Nada malo hay en ello, y no seré yo quien se oponga a tan dignos propósitos, que -y lo digo sin la menor ironía- constituyen uno de los fundamentos del noble arte de la narración desde que éste empezó a dar sus primeros pasos en las veladas nocturnas junto al fuego, cuando la humanidad no conocía aún, en aquellas edades oscuras, el maravilloso invento de la televisión. El espectador exigente es menos abundante que el acomodaticio, y la industria televisiva sabe esto muy bien.

La isla de Ellis no es peor que la inmensa mayoría de las películas que podemos ver en los locales cinematográficos del mundo, ni mucho menos. Su aparencia es sólida y está bien elaborada, sin errores garrafales, con una técnica obediente a la regla de oro aprendida en el cine clásico: acomodarse a lo que se está contando, sin que se note jamás la presencia de la cámara, simple testigo, mudo y respetuoso, de los acontecimientos.

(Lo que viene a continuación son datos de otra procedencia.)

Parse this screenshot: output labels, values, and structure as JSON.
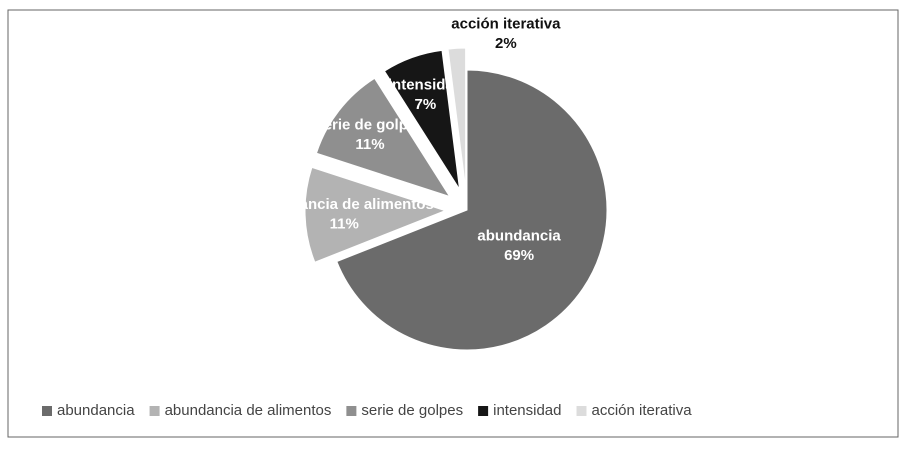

Pero el espectador exigente va a sentirse decepcionado, en mi opinión, porque todo lo que apunta este relato lo hemos visto ya antes y, en todos los casos, con una calidad muy superior. No conozco el libro de Fred Mustard Stewart que ha servido de inspiración al guión -firmado por el propio escritor, con la ayuda de Christopher Newman-, pero, si tenemos en cuenta esta adaptación, parece un compendio de la segunda parte de El padrino, de Coppola, con rasgos aislados, tomados en préstamo a la pareja central de El cowboy de medianoche.